From the Research
Low grade mucinous appendiceal neoplasms (LAMNs) typically do not require adjuvant therapy after complete surgical resection, as supported by the most recent study 1 published in 2023. The standard management for these tumors is surgical removal, usually through appendectomy or right hemicolectomy depending on the extent of disease.
- For confined LAMN (pT1-3), observation with regular surveillance is recommended rather than adjuvant chemotherapy, as indicated by the study 2 published in 2025.
- If there is evidence of peritoneal spread (pseudomyxoma peritonei), the treatment approach shifts to cytoreductive surgery (CRS) with hyperthermic intraperitoneal chemotherapy (HIPEC), as suggested by the study 3 published in 2017. HIPEC typically uses mitomycin C (15-40 mg/m²) or oxaliplatin (300-460 mg/m²) administered at 41-43°C for 30-90 minutes during surgery.

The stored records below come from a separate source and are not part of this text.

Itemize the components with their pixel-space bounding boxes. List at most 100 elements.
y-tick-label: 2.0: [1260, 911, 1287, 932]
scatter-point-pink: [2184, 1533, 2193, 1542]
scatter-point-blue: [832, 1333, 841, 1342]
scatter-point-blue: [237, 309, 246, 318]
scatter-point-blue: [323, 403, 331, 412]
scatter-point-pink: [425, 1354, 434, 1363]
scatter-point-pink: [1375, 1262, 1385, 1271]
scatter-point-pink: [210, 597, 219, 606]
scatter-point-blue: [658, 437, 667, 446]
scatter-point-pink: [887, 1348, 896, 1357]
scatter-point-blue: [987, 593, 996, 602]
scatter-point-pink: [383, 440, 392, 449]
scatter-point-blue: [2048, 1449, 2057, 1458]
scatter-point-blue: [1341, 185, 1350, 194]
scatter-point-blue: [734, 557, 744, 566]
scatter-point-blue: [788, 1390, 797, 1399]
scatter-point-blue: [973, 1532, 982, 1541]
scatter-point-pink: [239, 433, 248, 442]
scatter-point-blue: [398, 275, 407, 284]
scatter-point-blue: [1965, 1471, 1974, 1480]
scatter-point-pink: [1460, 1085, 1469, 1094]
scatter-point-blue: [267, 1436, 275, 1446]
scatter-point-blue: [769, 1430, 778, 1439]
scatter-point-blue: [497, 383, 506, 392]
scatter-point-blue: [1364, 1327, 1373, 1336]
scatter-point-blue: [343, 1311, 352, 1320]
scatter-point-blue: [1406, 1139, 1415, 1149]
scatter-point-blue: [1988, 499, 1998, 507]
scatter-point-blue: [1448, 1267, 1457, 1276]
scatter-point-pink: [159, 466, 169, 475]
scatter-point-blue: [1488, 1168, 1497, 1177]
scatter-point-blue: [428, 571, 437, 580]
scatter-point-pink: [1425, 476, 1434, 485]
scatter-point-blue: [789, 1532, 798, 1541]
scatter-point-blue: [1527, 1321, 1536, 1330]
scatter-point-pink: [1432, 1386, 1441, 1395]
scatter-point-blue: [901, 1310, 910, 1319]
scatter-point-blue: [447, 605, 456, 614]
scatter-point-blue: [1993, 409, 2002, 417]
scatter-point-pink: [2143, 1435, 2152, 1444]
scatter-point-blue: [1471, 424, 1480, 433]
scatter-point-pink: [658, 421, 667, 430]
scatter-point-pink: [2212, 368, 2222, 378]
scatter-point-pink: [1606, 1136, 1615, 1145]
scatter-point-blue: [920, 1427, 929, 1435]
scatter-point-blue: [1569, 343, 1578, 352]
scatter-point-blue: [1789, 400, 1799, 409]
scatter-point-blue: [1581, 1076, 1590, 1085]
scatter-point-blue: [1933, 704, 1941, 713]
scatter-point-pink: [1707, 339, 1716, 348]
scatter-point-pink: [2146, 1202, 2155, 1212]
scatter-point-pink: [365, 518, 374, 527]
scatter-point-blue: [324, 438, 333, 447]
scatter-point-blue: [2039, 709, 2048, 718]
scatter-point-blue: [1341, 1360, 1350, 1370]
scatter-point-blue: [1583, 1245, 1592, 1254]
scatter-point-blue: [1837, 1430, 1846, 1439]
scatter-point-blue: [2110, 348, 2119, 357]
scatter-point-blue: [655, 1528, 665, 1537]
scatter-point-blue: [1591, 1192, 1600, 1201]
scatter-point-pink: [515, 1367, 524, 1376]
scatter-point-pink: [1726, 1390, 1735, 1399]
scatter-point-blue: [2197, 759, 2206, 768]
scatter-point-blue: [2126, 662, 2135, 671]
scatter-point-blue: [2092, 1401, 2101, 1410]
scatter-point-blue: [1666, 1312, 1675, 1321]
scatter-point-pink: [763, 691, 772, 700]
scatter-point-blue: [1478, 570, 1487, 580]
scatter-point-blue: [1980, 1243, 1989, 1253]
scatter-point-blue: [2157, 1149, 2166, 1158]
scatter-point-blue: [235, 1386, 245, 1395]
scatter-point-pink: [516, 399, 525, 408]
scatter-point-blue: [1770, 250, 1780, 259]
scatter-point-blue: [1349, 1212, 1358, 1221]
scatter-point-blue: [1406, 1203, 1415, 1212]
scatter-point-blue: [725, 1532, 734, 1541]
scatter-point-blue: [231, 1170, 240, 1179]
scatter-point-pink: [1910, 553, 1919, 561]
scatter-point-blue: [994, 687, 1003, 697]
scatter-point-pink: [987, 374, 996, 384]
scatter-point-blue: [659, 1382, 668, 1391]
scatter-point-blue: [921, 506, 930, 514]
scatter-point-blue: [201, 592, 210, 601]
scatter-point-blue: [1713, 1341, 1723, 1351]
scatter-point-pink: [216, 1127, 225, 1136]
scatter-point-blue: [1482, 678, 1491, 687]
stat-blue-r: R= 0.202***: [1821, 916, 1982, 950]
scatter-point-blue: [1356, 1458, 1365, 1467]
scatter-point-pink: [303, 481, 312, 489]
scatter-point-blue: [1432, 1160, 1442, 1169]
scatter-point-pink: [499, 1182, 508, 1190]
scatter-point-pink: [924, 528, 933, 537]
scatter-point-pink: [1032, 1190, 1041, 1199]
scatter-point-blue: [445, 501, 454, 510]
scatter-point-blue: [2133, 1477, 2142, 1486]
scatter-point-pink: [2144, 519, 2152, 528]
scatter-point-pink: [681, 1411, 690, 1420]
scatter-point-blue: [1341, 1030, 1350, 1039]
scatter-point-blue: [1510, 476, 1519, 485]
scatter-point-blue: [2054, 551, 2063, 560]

- The lack of benefit from adjuvant systemic chemotherapy for low-grade appendiceal mucinous neoplasms is due to their indolent biological behavior and limited cellular proliferation, making them relatively resistant to conventional chemotherapy agents, as demonstrated by the study 1. Follow-up should include regular clinical examinations, tumor markers (CEA, CA-19-9, CA-125), and CT scans every 6-12 months for at least 5 years to monitor for recurrence or peritoneal spread, as recommended by the study 4 published in 2021. The management of LAMN is variable, and long-term data and identification of prognostic features are necessary to generate consensus on the optimal management of these complex patients, as highlighted by the study 4. The current evidence suggests that surgical removal with or without HIPEC is the most effective treatment approach for LAMNs, and adjuvant systemic chemotherapy is not recommended, as supported by the study 1.